Soudain, il leva les yeux et aperçut Frances. Son regard brasillant sous des sourcils hérissés impressionna la jeune fille à tel point qu'elle faillit interrompre sa descente. La crainte de se trahir la poussa à continuer. Elle se gendarma. Que risquait-elle sous le toit de son beau-frère ? Augustus ne laisserait personne importuner un membre de sa famille. Elle en oubliait son animosité à son endroit pour se ranger sous son aile protectrice.

— Eh bien ! Il semble que la maisonnée soit au complet avec l'apparition de miss...

L'épouvantable accent cockney fit tiquer Frances. De même, le ton familier et la façon de la détailler de la tête aux pieds. Elle se sentit nue sous ce regard. Jamais aucun de ses valseurs londoniens n'auraient osé la dévisager ainsi, et l'inconnu là-haut l'avait traitée avec infiniment de respect. Décontenancée par cet examen, elle entendit à peine Augustus la nommer :

— Miss Frances Stanton, ma belle-sœur.

L'impudent personnage esquissa le geste de tendre la main, puis, se ravisant, il se présenta :

— Algernon Mac Gill, police londonienne. Vous avez été bien lente à arriver, miss Stanton. J'étais sur le point de monter vous dénicher.

Les intonations moqueuses de la dernière phrase atténuaient l'aspect menaçant du propos. Faute de trouver une réplique adaptée, Frances se tourna vers son beau-frère, mais le secours vint de Becky. Jusqu'ici en retrait de son mari, elle fit un pas en avant pour se placer entre Frances et l'inspecteur.

— Croyez-vous ma sœur complice de votre malfaiteur ? Et elle ajouta sur le même mode ironique : d'ailleurs, ce terme n'est-il pas exagéré ? Il s'agit plutôt d'un défenseur de la cause ouvrière.

Rebecca se tenait très droite dans sa robe pareille à une flamme sombre. Sur sa gorge palpitante, scintillaient les rubis des Dorchester et ses yeux noirs étaient pleins de défi. Frances l'aurait volontiers embrassée malgré leurs récentes dissensions. Quelqu'un applaudit : vraisemblablement Dale dont l'ombre dérobait la silhouette. Un sourire narquois étira les lèvres lourdes de Mac Gill.

— Si tout le monde adoptait ce genre de théorie, le désordre régnerait en maître, Milady.

Augustus intervint :

— Veuillez excusez ma femme. Son discours traduit un refus de l'injustice sous toutes ses formes.

Frances lui jeta un regard reconnaissant. Aussitôt, Mac Gill observa avec une pointe d'acidité :

— Cela est tout à son honneur, mais ce Justin Brécourt est un fauteur de trouble de la pire espèce. Il s'est déjà distingué dans son pays avant de sévir à Manchester où il a aidé la racaille locale à soulever les travailleurs. Pensez-vous que nous aurions dû rester les bras croisés et le laisser filer ? – il s'adressait à Rebecca –.

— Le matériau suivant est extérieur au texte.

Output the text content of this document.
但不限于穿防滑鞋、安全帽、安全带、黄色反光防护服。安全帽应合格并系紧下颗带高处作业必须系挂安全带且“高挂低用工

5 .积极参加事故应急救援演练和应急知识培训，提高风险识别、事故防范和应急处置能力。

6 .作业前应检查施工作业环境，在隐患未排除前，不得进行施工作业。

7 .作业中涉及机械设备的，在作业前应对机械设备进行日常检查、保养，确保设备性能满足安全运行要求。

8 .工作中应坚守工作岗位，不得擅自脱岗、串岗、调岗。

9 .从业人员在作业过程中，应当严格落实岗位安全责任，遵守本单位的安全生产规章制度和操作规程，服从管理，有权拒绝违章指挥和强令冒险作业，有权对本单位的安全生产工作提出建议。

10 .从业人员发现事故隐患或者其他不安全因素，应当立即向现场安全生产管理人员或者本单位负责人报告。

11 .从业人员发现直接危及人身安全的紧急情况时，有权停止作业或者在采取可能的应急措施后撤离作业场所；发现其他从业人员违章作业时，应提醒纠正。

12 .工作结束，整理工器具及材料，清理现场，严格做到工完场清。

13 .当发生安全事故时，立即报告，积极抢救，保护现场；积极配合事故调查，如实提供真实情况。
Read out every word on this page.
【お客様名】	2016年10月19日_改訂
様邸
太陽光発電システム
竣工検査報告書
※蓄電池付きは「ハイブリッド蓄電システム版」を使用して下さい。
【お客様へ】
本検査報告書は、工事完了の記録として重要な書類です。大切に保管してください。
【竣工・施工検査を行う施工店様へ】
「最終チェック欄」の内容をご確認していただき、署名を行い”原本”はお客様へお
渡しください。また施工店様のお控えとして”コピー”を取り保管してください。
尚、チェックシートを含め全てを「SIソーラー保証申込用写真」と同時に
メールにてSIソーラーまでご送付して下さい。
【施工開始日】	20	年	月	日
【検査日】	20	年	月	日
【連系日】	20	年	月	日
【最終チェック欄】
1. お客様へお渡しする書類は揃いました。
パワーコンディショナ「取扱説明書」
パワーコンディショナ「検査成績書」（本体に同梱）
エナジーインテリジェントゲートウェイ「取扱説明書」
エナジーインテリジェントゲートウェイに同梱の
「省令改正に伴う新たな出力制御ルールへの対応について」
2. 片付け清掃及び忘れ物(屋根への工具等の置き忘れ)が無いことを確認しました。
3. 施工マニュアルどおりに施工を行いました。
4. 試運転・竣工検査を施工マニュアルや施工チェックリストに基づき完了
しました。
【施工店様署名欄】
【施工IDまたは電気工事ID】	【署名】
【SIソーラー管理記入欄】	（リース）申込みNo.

Justin. Justin Brécourt. De ces propos, Frances n'avait retenu que le nom de l'homme. Elle se répéta le prénom en son for intérieur avec ravissement. Justin, oui, cela lui allait bien. Désormais, il acquérait une identité. Elle ne pourrait plus l'appeler le blessé ou l'inconnu. Becky admit, à regret :

— Non. De là à le traquer et à le tirer comme un chevreuil ou un sanglier...

— Rebecca ! s'exclama Augustus. La police ne fait que son travail.

À nouveau, Mac Gill arbora son mince sourire.

— C'est exact, Milord. Au risque de contrarier votre épouse, l'homme a effectivement été atteint et il n'ira pas loin. Nous le soupçonnons de se dissimuler dans les environs.

Frances s'efforça de maîtriser le tremblement de ses mains. Son cœur cognait à tout rompre sous l'étoffe légère de son corsage. Le policier n'allait-il pas s'apercevoir de ces manifestations ? Dieu merci, il avait détourné d'elle son attention pour se concentrer sur Becky et Augustus. Ce dernier dit d'un ton ferme :

— Pas dans cette maison, en tout cas.

— Rassurez-vous, mes hommes ne fouilleront pas les chambres du premier étage. Par contre, celles de vos domestiques seront visitées.

Mac Gill gratifia d'un regard suspicieux le personnel aligné en ordre parfait sur le côté gauche du vestibule. Des murmures d'indignation s'élevèrent. Bates, en dépit de son flegme légendaire, semblait sur le point d'exploser. Becky ouvrit la bouche pour protester, mais cette fois, Augustus la devança :

— Inutile. Je réponds d'eux comme de moi-même.

— Milord peut l'affirmer, déclara un personnage qui n'avait pas encore pris la parole. La plupart de ces gens travaillaient sur le domaine du temps de Feu son père.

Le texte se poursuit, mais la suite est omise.